Chinese artistic gymnast

Su Weide (苏炜德 (Sū Wěidé); born 19 March 2000) is a Chinese artistic gymnast. He represented China at the 2024 Summer Olympics and won a silver medal in the team event. He also won a silver medal with the Chinese team at the 2023 World Championships, where he also won a bronze medal on the horizontal bar. He received a gold medal as the team alternate at the 2022 World Championships. He won a bronze medal on the floor exercise at the 2023 Asian Championships.

==Gymnastics career==
At the 2018 Chinese Championships, Su won a silver medal on the floor exercise. He then finished sixth on the floor exercise at the 2019 Chinese Championships. At the 2021 National Games of China, he won a gold medal in the floor exercise final.
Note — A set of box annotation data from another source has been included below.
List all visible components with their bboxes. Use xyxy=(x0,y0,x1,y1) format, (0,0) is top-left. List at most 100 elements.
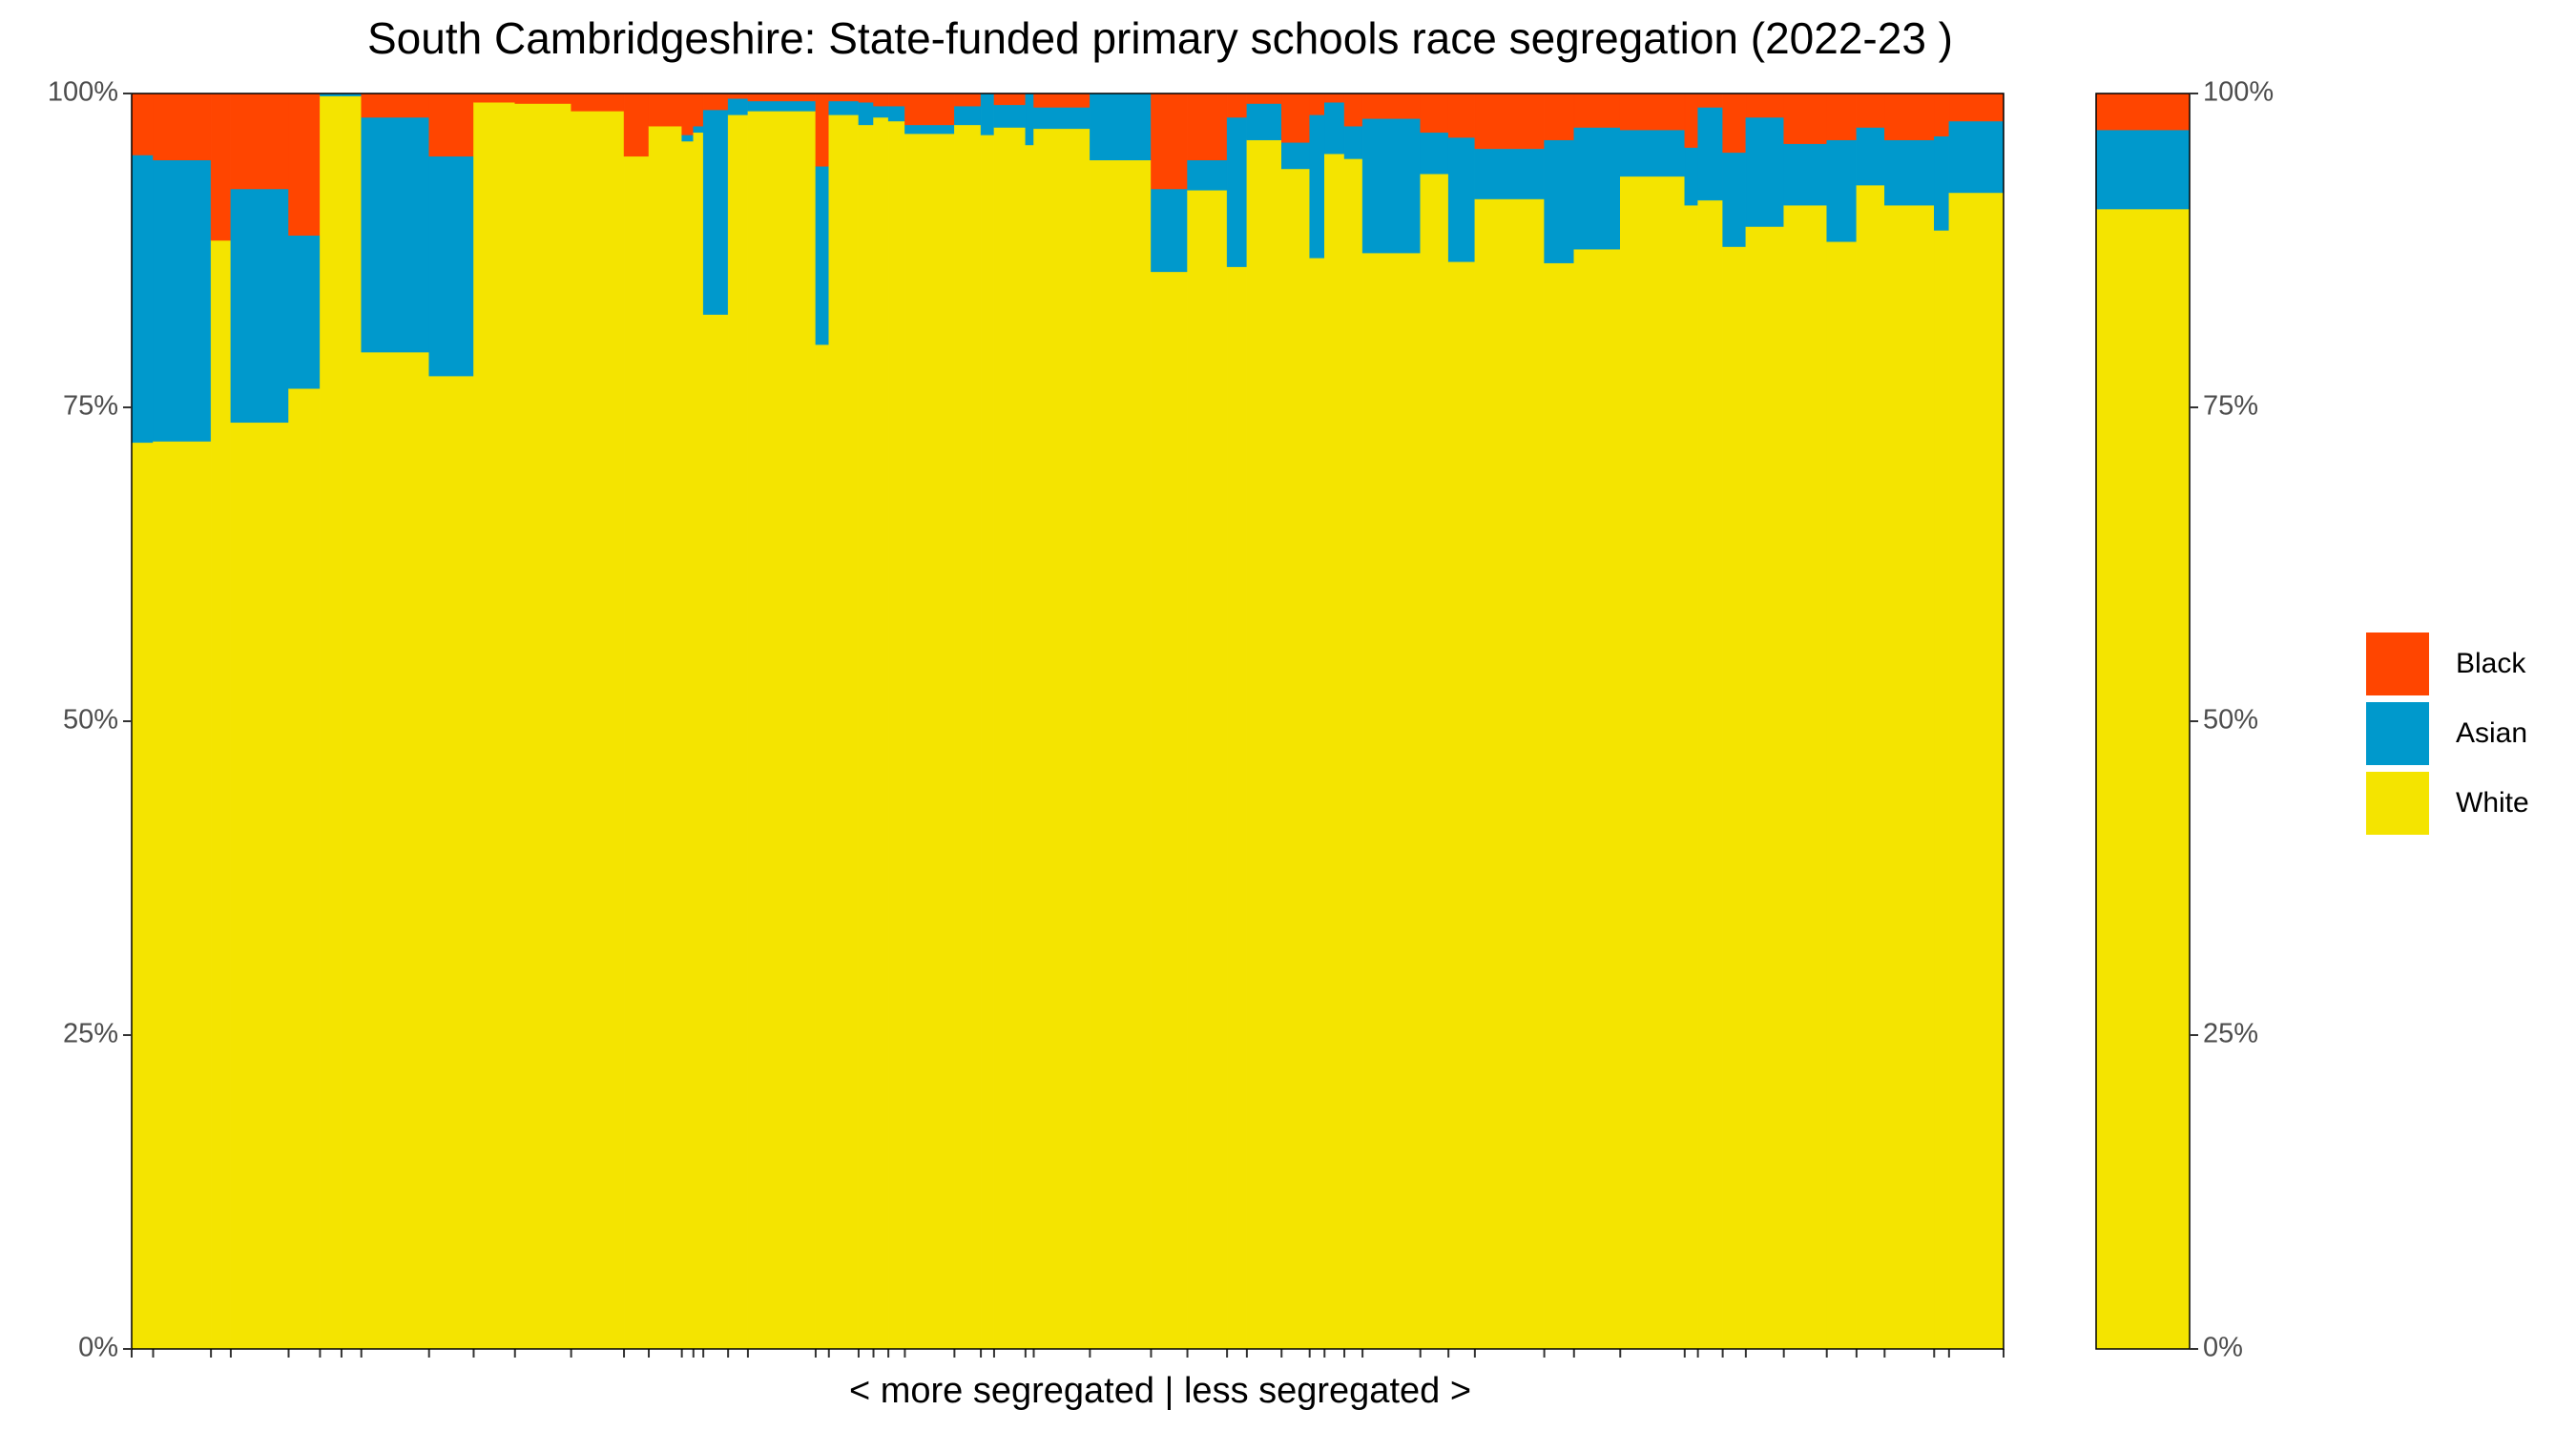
bar-segment xyxy=(1619,129,1686,177)
bar-segment xyxy=(473,101,516,1350)
bar-segment xyxy=(828,93,860,102)
bar-segment xyxy=(980,93,995,135)
bar-segment xyxy=(954,124,982,1350)
bar-segment xyxy=(954,105,982,126)
bar-segment xyxy=(1281,168,1310,1350)
bar-segment xyxy=(1281,142,1310,170)
bar-segment xyxy=(993,127,1027,1350)
bar-segment xyxy=(288,235,321,389)
bar-segment xyxy=(1619,93,1686,131)
bar-segment xyxy=(1544,93,1575,140)
bar-segment xyxy=(1884,139,1935,206)
bar-segment xyxy=(1697,199,1723,1350)
bar-segment xyxy=(1324,153,1345,1350)
bar-segment xyxy=(828,114,860,1350)
bar-segment xyxy=(230,93,289,190)
bar-segment xyxy=(1783,143,1827,206)
y-tick-label: 0% xyxy=(78,1333,118,1363)
bar-segment xyxy=(1573,248,1621,1350)
bar-segment xyxy=(1420,93,1449,134)
bar-segment xyxy=(904,124,955,135)
bar-segment xyxy=(904,133,955,1350)
bar-segment xyxy=(815,166,830,345)
bar-segment xyxy=(1722,93,1747,154)
bar-segment xyxy=(747,100,817,112)
y-tick-label: 25% xyxy=(2203,1019,2258,1049)
bar-segment xyxy=(514,103,571,1350)
bar-segment xyxy=(1722,246,1747,1350)
bar-segment xyxy=(1884,93,1935,140)
bar-segment xyxy=(571,111,625,1350)
bar-segment xyxy=(623,156,650,1350)
bar-segment xyxy=(1343,93,1363,127)
bar-segment xyxy=(681,140,695,1350)
bar-segment xyxy=(904,93,955,126)
y-tick-label: 25% xyxy=(63,1019,118,1049)
bar-segment xyxy=(623,93,650,157)
bar-segment xyxy=(648,93,682,127)
bar-segment xyxy=(1420,173,1449,1350)
bar-segment xyxy=(341,95,362,1350)
bar-segment xyxy=(473,93,516,103)
bar-segment xyxy=(1684,204,1698,1350)
bar-segment xyxy=(361,351,429,1350)
bar-segment xyxy=(887,120,905,1350)
bar-segment xyxy=(681,135,695,142)
bar-segment xyxy=(1025,144,1034,1350)
bar-segment xyxy=(1361,118,1421,254)
bar-segment xyxy=(747,93,817,102)
bar-segment xyxy=(858,124,874,1350)
bar-segment xyxy=(428,375,474,1350)
bar-segment xyxy=(230,422,289,1350)
bar-segment xyxy=(1447,136,1476,262)
bar-segment xyxy=(954,93,982,107)
bar-segment xyxy=(1783,204,1827,1350)
bar-segment xyxy=(993,104,1027,128)
bar-segment xyxy=(361,116,429,353)
bar-segment xyxy=(1187,159,1228,191)
legend-swatch xyxy=(2366,702,2429,765)
bar-segment xyxy=(1324,101,1345,155)
y-tick-label: 75% xyxy=(63,391,118,422)
bar-segment xyxy=(873,93,889,107)
bar-segment xyxy=(1826,93,1858,140)
bar-segment xyxy=(1420,132,1449,175)
bar-segment xyxy=(1187,93,1228,160)
bar-segment xyxy=(1856,93,1885,128)
bar-segment xyxy=(1722,152,1747,247)
bar-segment xyxy=(1697,93,1723,108)
legend-swatch xyxy=(2366,772,2429,835)
bar-segment xyxy=(887,105,905,122)
bar-segment xyxy=(1619,176,1686,1350)
bar-segment xyxy=(1090,159,1152,1350)
bar-segment xyxy=(1309,258,1325,1350)
bar-segment xyxy=(1324,93,1345,103)
bar-segment xyxy=(1361,93,1421,119)
y-tick-label: 100% xyxy=(48,77,118,108)
bar-segment xyxy=(1826,241,1858,1350)
bar-segment xyxy=(887,93,905,107)
bar-segment xyxy=(858,93,874,103)
bar-segment xyxy=(1343,125,1363,159)
bar-segment xyxy=(1697,107,1723,201)
bar-segment xyxy=(1856,184,1885,1350)
bar-segment xyxy=(727,114,749,1350)
bar-segment xyxy=(1948,120,2005,194)
bar-segment xyxy=(1226,93,1248,118)
bar-segment xyxy=(1783,93,1827,144)
bar-segment xyxy=(1246,93,1282,104)
bar-segment xyxy=(153,93,212,160)
bar-segment xyxy=(1226,266,1248,1350)
bar-segment xyxy=(1090,93,1152,160)
bar-segment xyxy=(1573,93,1621,128)
bar-segment xyxy=(428,93,474,157)
bar-segment xyxy=(1361,252,1421,1350)
bar-segment xyxy=(873,105,889,118)
bar-segment xyxy=(858,101,874,126)
bar-segment xyxy=(2095,208,2191,1350)
bar-segment xyxy=(693,132,704,1350)
bar-segment xyxy=(1884,204,1935,1350)
bar-segment xyxy=(1474,198,1545,1350)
Su won a silver medal on the floor exercise at the 2022 Chinese Championships behind Zhang Boheng. He was the team alternate for the 2022 World Championships where the Chinese team won the gold medal.

===2023===
At the Chinese Championships, Su won a silver medal in the floor exercise final and placed fifth in the horizontal bar final. He was a member of the Chinese team that won the gold medal at the Asian Championships. He also won a bronze medal on the floor exercise. He then competed at the World University Games and won a gold medal with the Chinese team.

Su competed at the World Championships alongside Lin Chaopan, Liu Yang, Sun Wei, and You Hao. The team won a silver medal behind Japan after Su fell off the horizontal bar twice. Individually, Su qualified for the horizontal bar final and won the bronze medal behind Daiki Hashimoto and Tin Srbić.

===2024===
Su competed at the DTB Pokal Stuttgart and won a bronze medal with the Chinese team. Then at the Chinese Championships, he won a gold medal on the floor exercise and placed eighth on the horizontal bar final. Su was initially the team alternate for the 2024 Summer Olympics. However, he was added to the team after Sun Wei withdrew due to injury. He competed alongside Liu Yang, Zhang Boheng, Xiao Ruoteng, and Zou Jingyuan, and the team qualified first for the team final. However, in the team final, Su fell off the horizontal bar twice, causing the team to lose to Japan narrowly. He also fell in the horizontal bar final, finishing in fifth place. He apologized for his mistakes on the Chinese social media platform Douyin.